Un fonctionnement en 2004 qui satisfait les attentes

pilotage_automatique.jpgAu cours des vendanges 2004, MM. F. et J. Jeannaud ont effectué leur récolte fin septembre à une période où il faisait encore chaud et leur témoignage de première année d’utilisation est intéressant : « En 2004, nous n’avons rencontré aucun souci pour maîtriser les températures de fermentation autour de 22 à 23 °C malgré des vendanges précoces par temps assez chaud à la fin du mois de septembre. Pendant plusieurs jours, nous avons rentré des moûts autour de 18 °C en moyenne avec même des pics l’après-midi à 20 °C et aucune dérive thermique n’a été constatée. La température de la réserve d’eau glacée est montée en fin de journée à 14 °C, mais le lendemain matin, à la faveur d’une nuit fraîche, elle était redescendue à 7 °C. Nous avons aussi utilisé ponctuellement la thermofrigopompe directement sur les moûts tout en continuant de gérer le refroidissement des cuves en fermentation. La maîtrise thermique a occasionné un allongement des fermentations alcooliques qui ont duré en moyenne 7 jours et lorsque les cuves arrivaient autour de 1 005 de densité, nous arrêtions le refroidissement. Le suivi de la température de la réserve d’eau glacée nous a permis de nous rendre compte de la forte demande d’énergie thermique durant le deuxième jour de fermentations. A tire de comparaison, nous avons vinifié dans le chai intérieur une ou deux cuves de 150 hl sans maîtrise thermique et les températures de fermentation sont montées à 29 °C alors qu’au départ le moût était à 17 °C. Nous pensons aussi qu’en année précoce et chaude type 2003, on pourra utiliser l’installation pour refroidir autour de 15 °C les vins juste finis dans les cuves de grandes capacités. Les vins de cette année vinifiés à 23 °C possèdent des caractéristiques aromatiques plaisantes qui sont liées à un effet millésime pleinement valorisé par la maîtrise thermique des vinifications. »

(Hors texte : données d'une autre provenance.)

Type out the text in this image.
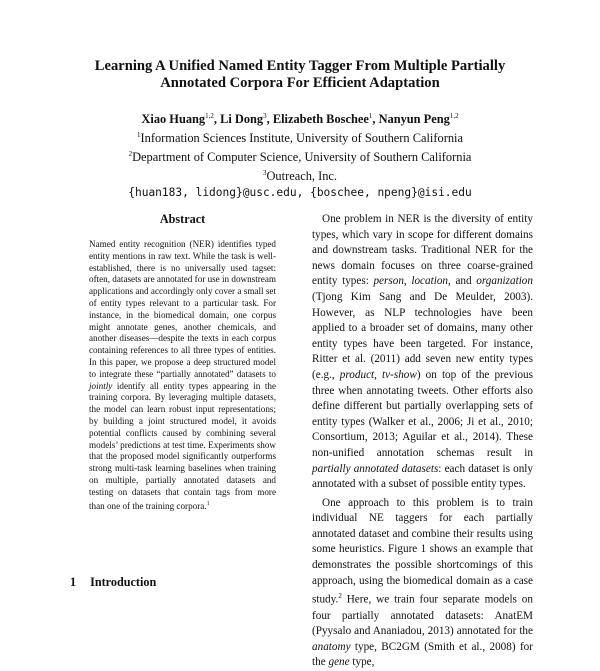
Learning A Unified Named Entity Tagger From Multiple Partially
Annotated Corpora For Efficient Adaptation
Xiao Huang$^{1,2}$, Li Dong$^3$, Elizabeth Boschee$^1$, Nanyun Peng$^{1,2}$
$^1$Information Sciences Institute, University of Southern California
$^2$Department of Computer Science, University of Southern California
$^3$Outreach, Inc.
{huan183, lidong}@usc.edu, {boschee, npeng}@isi.edu
Abstract

Named entity recognition (NER) identifies typed entity mentions in raw text. While the task is well-established, there is no universally used tagset: often, datasets are annotated for use in downstream applications and accordingly only cover a small set of entity types relevant to a particular task. For instance, in the biomedical domain, one corpus might annotate genes, another chemicals, and another diseases—despite the texts in each corpus containing references to all three types of entities. In this paper, we propose a deep structured model to integrate these “partially annotated” datasets to jointly identify all entity types appearing in the training corpora. By leveraging multiple datasets, the model can learn robust input representations; by building a joint structured model, it avoids potential conflicts caused by combining several models’ predictions at test time. Experiments show that the proposed model significantly outperforms strong multi-task learning baselines when training on multiple, partially annotated datasets and testing on datasets that contain tags from more than one of the training corpora.$^1$

1 Introduction

One problem in NER is the diversity of entity types, which vary in scope for different domains and downstream tasks. Traditional NER for the news domain focuses on three coarse-grained entity types: person, location, and organization (Tjong Kim Sang and De Meulder, 2003). However, as NLP technologies have been applied to a broader set of domains, many other entity types have been targeted. For instance, Ritter et al. (2011) add seven new entity types (e.g., product, tv-show) on top of the previous three when annotating tweets. Other efforts also define different but partially overlapping sets of entity types (Walker et al., 2006; Ji et al., 2010; Consortium, 2013; Aguilar et al., 2014). These non-unified annotation schemas result in partially annotated datasets: each dataset is only annotated with a subset of possible entity types.

One approach to this problem is to train individual NE taggers for each partially annotated dataset and combine their results using some heuristics. Figure 1 shows an example that demonstrates the possible shortcomings of this approach, using the biomedical domain as a case study.$^2$ Here, we train four separate models on four partially annotated datasets: AnatEM (Pyysalo and Ananiadou, 2013) annotated for the anatomy type, BC2GM (Smith et al., 2008) for the gene type,
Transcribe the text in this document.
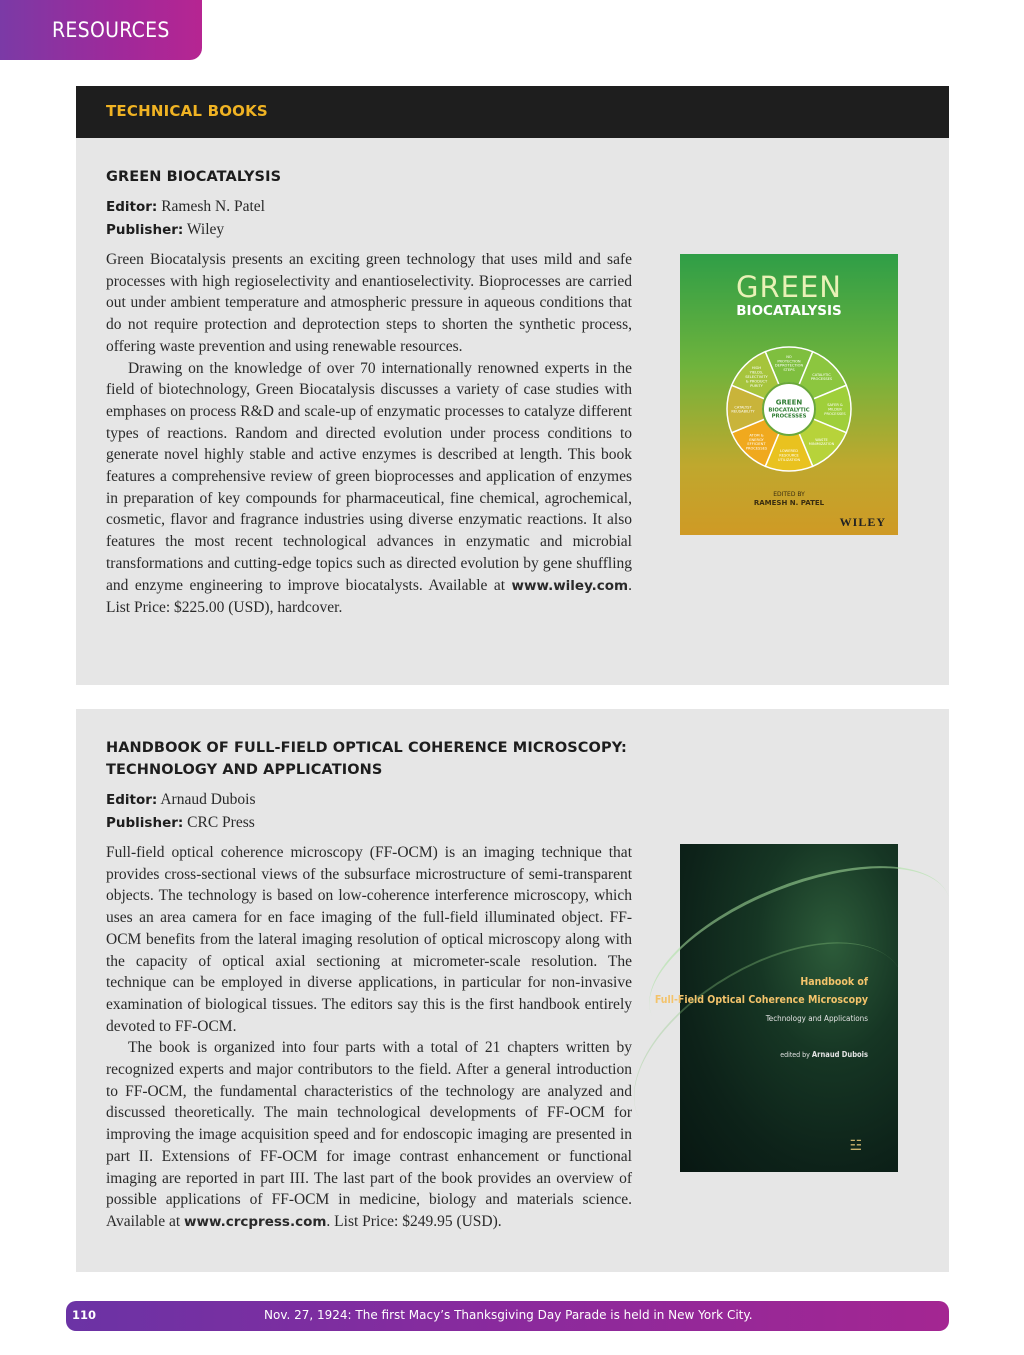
RESOURCES
TECHNICAL BOOKS
GREEN BIOCATALYSIS
Editor: Ramesh N. Patel
Publisher: Wiley

Green Biocatalysis presents an exciting green technology that uses mild and safe processes with high regioselectivity and enantioselectivity. Bioprocesses are carried out under ambient temperature and atmospheric pressure in aqueous conditions that do not require protection and deprotection steps to shorten the synthetic process, offering waste prevention and using renewable resources.

Drawing on the knowledge of over 70 internationally renowned experts in the field of biotechnology, Green Biocatalysis discusses a variety of case studies with emphases on process R&D and scale-up of enzymatic processes to catalyze different types of reactions. Random and directed evolution under process conditions to generate novel highly stable and active enzymes is described at length. This book features a comprehensive review of green bioprocesses and application of enzymes in preparation of key compounds for pharmaceutical, fine chemical, agrochemical, cosmetic, flavor and fragrance industries using diverse enzymatic reactions. It also features the most recent technological advances in enzymatic and microbial transformations and cutting-edge topics such as directed evolution by gene shuffling and enzyme engineering to improve biocatalysts. Available at www.wiley.com. List Price: $225.00 (USD), hardcover.

GREEN
BIOCATALYSIS
NO
PROTECTION
DEPROTECTION
STEPS
CATALYTIC
PROCESSES
SAFER &
MILDER
PROCESSES
WASTE
MINIMIZATION
LOWERED
RESOURCE
UTILIZATION
ATOM &
ENERGY
EFFICIENT
PROCESSES
CATALYST
REUSABILITY
HIGH
YIELDS,
SELECTIVITY
& PRODUCT
PURITY
GREEN
BIOCATALYTIC
PROCESSES
EDITED BY
RAMESH N. PATEL
WILEY
HANDBOOK OF FULL-FIELD OPTICAL COHERENCE MICROSCOPY:
TECHNOLOGY AND APPLICATIONS
Editor: Arnaud Dubois
Publisher: CRC Press

Full-field optical coherence microscopy (FF-OCM) is an imaging technique that provides cross-sectional views of the subsurface microstructure of semi-transparent objects. The technology is based on low-coherence interference microscopy, which uses an area camera for en face imaging of the full-field illuminated object. FF-OCM benefits from the lateral imaging resolution of optical microscopy along with the capacity of optical axial sectioning at micrometer-scale resolution. The technique can be employed in diverse applications, in particular for non-invasive examination of biological tissues. The editors say this is the first handbook entirely devoted to FF-OCM.

The book is organized into four parts with a total of 21 chapters written by recognized experts and major contributors to the field. After a general introduction to FF-OCM, the fundamental characteristics of the technology are analyzed and discussed theoretically. The main technological developments of FF-OCM for improving the image acquisition speed and for endoscopic imaging are presented in part II. Extensions of FF-OCM for image contrast enhancement or functional imaging are reported in part III. The last part of the book provides an overview of possible applications of FF-OCM in medicine, biology and materials science. Available at www.crcpress.com. List Price: $249.95 (USD).

Handbook of
Full-Field Optical Coherence Microscopy
Technology and Applications
edited by Arnaud Dubois
☳
110	Nov. 27, 1924: The first Macy’s Thanksgiving Day Parade is held in New York City.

Un investissement conséquent mais inférieur à celui d’un pressoir pneumatique de 50 hl

L’organisation des vinifications est conduite sur cette exploitation en tenant compte des performances de l’unité de refroidissement. La première phase de récolte s’arrête quand les 2 500 hl de cuverie thermorégulée sont remplis. Une semaine plus tard, lorsque les premières cuves inox extérieures ont fini leur fermentation et sont soutirées, une deuxième phase de récolte a lieu. Cela a permis d’une part de ne pas investir dans une installation surdimensionnée et d’autre part d’amortir l’utilisation du matériel sur des volumes plus importants. En effet, l’investissement total pour la réalisation de cette installation de maîtrise thermique pour plus de 2 500 hl de cuverie se situe autour de 35 000 € ht (230 000 F ht), ce qui est à la fois une somme conséquente et pas forcément non plus trop élevée par rapport par exemple au prix d’achat d’un pressoir pneumatique de 50 hl. La gestion automatisée des températures de consignes sur chaque cuve s’est avérée fiable et cela facilite considérablement le travail de suivi des fermentations. La cinétique fermentaire se déroule d’une manière régulière et le fait de ne plus avoir à surveiller les températures permet au vinificateur de consacrer son énergie à des tâches essentielles. Le fonctionnement de la thermofrigopompe comme centrale de production d’eau glacée a donné pleine satisfaction car son utilisation avec de l’eau n’occasionne pas d’entartrage de l’échangeur coaxial (le matériel fonctionne en permanence à sa pleine puissance). Actuellement, la distillerie de cette exploitation maîtrise les températures de coulage des distillats avec un tank à lait qui à terme sera remplacé par la thermofrigopompe.